ICASSP 2006 - May 15-19, 2006 - Toulouse, France

Recent advances in large vocabulary continuous speech recognition: An HTK perspective

Date: Monday Afternoon, May 15
14:00 - 17:00

Presented by

M. J. F. Gales and P. C. Woodland

Abstract

In recent years the performance of large vocabulary speech recognition systems has greatly improved. As the error rate of such systems has decreased, the complexity and range of tasks for which speech recognition can be successfully applied has broadened. For application domains such as the transcription of Conversational Telephone Speech (CTS) and Broadcast News (BN) systems are required to handle an open vocabulary with a wide range of speaker characteristics, noise conditions, speaking styles and channel effects.
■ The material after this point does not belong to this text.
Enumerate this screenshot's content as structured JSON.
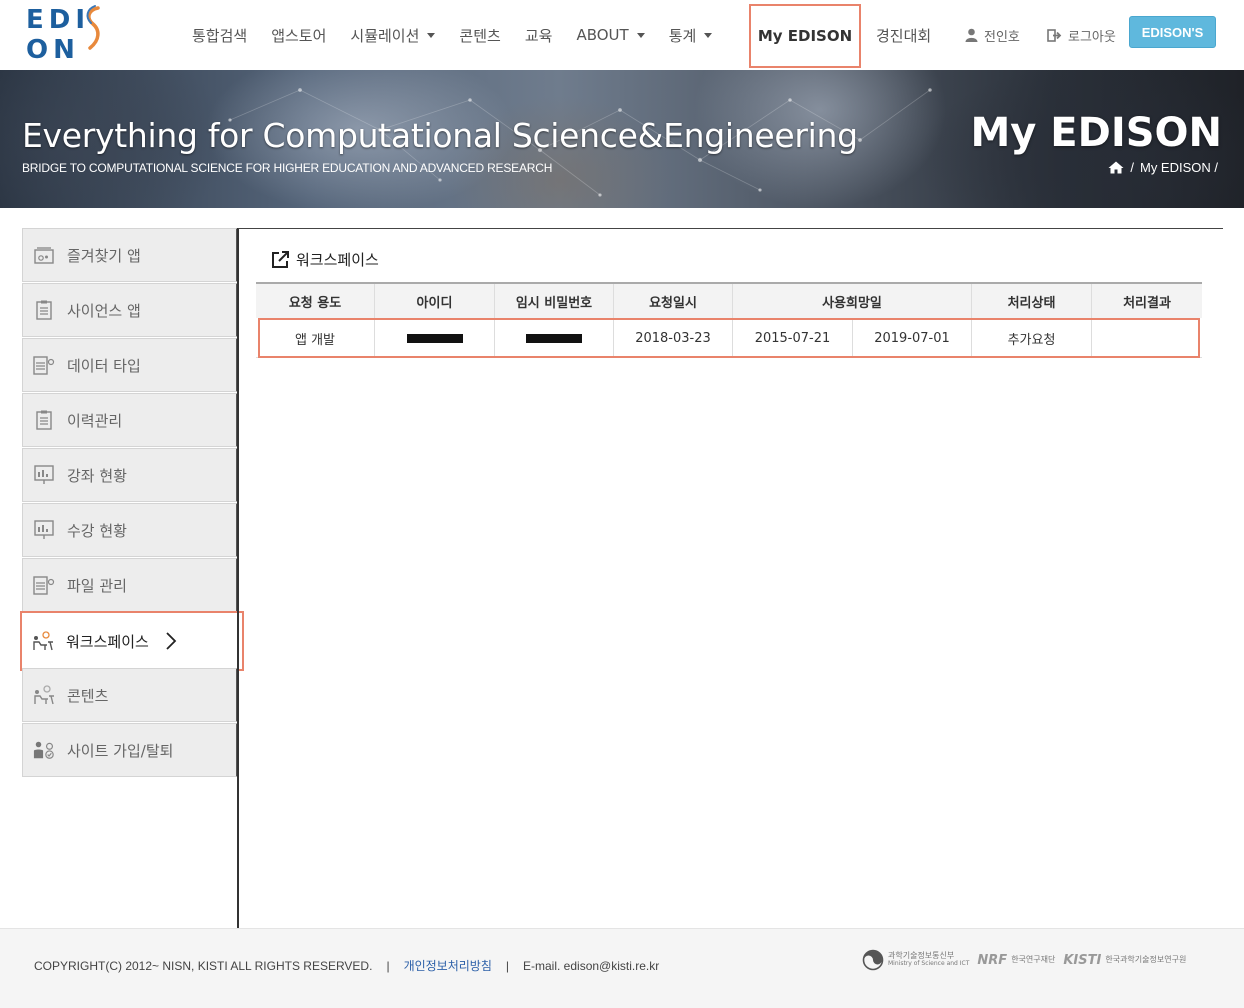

These issues have led to the development of new techniques for handling acoustic variations as well as general modelling techniques. Databases with thousands of hours of training data are now also available, sometimes with approximate transcriptions including errors such as close captions. New methods have been developed to handle these large amounts of data. The aim of this tutorial is to give descriptions of the structure, key techniques, design decisions and performance of such systems with an emphasis on recent improvements. A “generic” state-of-the-art large vocabulary continuous speech recognition (LVCSR) architecture will be discussed in which these techniques may be effectively and efficiently implemented. Applications of such a framework to both the transcription of CTS and BN from American English and Mandarin sources will be presented. These systems are based on work in the Speech Group at Cambridge University over the past 10 years using the Hidden Markov Model Toolkit (HTK) and have consistently shown state-of-the-art performance.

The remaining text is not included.